"The doctor told me that 33% of people with CRPD commit suicide. He said we get tired of waking to pain with nothing other than pain to greet us. I told him I have a purpose and that the purpose comes before the disorder. Even still, for him to tell me there is nothing that ranks higher on the McGregor scale was just mind blowing. There's nothing more painful....and yet I have it.....everyday. I'm trying not to think of it. I'm trying to figure out ways to simplify my life so as to keep stress at bay and prevent stress related pain. That's what I can do right now but the bigger picture, I swear, it feels like ...i want to ask why? why? why? why?....can I stop hurting now please? Just for a minute can I have a doctor tell me I'm going to be okay? I just want to be okay."
He said I have Reflex sympathetic dystrophy. I look at the photos I've taken of my legs and feet and I can see for myself that this is true. I think seeing photos taken way before this diagnosis came up helps me to ......have proof I'm not making this stuff up.... I know..... it's an issue, I always worry people won't believe me. I'm just happy I've taken photos on the 17th of each month for the last few years. I don't keep them all, just a few from each month. It turned out to be helpful.
You know what it is about this diagnosis? There's a feeling of hopelessness, of getting to the end of the road and realizing there's no where to go. I feel cornered.
I converted the Fibromyalgia category to a tag. I've yet to give a permanent space to Reflex Sympathetic Dystrophy.
Earlier today while managing nausea and redirecting attention from my spasming back, I realized I can't go on as usual. I can't take this diagnosis and go on with life as I've done it for a long time. There's one thing I feel I can change right now and that's my level of stress. It is in my best interest to gain control of my fight or flight response. My PTSD symptoms are still a major issue.
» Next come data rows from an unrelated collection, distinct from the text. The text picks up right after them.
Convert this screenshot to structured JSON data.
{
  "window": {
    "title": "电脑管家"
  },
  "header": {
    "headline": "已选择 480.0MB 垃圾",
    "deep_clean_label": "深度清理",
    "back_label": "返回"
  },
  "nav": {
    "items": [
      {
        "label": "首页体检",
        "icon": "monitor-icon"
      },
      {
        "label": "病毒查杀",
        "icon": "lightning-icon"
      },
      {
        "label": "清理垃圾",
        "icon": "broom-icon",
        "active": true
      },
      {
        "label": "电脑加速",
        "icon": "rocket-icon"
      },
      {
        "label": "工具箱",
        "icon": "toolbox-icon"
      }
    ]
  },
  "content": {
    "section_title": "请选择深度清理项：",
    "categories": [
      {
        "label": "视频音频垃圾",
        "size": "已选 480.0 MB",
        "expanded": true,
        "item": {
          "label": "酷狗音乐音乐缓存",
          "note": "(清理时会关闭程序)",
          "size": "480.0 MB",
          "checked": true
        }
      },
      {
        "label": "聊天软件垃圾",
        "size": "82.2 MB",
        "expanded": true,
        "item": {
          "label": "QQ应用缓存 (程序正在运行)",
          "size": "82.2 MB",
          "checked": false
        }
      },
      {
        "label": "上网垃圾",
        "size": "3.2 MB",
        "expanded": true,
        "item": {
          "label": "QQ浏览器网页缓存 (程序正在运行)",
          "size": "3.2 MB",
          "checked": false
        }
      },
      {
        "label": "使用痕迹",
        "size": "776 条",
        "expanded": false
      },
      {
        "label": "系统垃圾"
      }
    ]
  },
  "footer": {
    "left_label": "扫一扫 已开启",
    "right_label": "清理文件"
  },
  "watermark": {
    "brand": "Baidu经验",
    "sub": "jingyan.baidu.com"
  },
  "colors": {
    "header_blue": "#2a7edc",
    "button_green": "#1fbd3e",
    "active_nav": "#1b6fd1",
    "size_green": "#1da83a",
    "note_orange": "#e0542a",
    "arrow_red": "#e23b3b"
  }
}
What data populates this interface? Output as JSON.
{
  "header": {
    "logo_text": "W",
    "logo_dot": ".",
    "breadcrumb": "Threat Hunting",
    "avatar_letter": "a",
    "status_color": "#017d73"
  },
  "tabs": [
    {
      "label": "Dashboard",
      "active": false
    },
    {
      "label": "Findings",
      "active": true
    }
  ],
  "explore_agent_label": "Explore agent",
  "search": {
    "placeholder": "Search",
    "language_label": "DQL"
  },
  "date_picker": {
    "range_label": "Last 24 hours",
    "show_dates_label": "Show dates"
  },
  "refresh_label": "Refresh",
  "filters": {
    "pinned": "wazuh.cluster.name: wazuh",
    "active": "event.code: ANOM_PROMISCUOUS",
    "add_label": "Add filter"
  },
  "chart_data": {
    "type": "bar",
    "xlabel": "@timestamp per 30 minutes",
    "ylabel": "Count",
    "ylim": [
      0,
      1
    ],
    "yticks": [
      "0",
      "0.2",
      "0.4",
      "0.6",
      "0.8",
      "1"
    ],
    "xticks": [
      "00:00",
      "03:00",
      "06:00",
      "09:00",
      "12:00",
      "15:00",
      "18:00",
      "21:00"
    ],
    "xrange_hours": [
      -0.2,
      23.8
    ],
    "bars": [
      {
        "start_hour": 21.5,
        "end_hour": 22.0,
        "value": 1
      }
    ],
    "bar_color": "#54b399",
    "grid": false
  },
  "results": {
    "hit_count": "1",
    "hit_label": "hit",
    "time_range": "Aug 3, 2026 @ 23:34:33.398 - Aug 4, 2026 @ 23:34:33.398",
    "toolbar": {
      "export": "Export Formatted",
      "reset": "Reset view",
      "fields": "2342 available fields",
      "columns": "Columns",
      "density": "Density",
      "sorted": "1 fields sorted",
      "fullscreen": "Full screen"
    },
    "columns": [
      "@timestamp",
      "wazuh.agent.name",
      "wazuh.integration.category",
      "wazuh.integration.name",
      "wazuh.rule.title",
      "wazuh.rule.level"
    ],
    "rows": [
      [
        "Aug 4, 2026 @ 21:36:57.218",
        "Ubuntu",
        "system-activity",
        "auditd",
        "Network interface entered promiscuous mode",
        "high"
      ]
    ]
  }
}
I believe that there is stress related pain and I want to be able to decrease that. One way to do that is to stop negative speech about myself, stop self hatred remarks. The second is to try to handle stimuli better. Sometimes people say and do stupid things and it goes straight to my core and just sits there infecting everything around it. My emotions consume me so quickly. I need to be able to let go of things and not let them go in so deeply. So that's my goal, simplify my life by managing stress better.
This evening during tea time (I had hot chocolate) I turned out all the lights in the living room except for a small blue lamp a ways off. I sat there in the quiet with nature around me. I was still in my living room but I've designed this house to embrace nature, and it does. So I sat there quietly, with my eyes closed and relaxed. It felt cleansing.
Sitting on the sofa, I could still feel my back eating at me. I was still nauseous, but I knew I was taking care of myself by taking that time out, alone, phone off, computer down. At that moment I felt like I could keep going.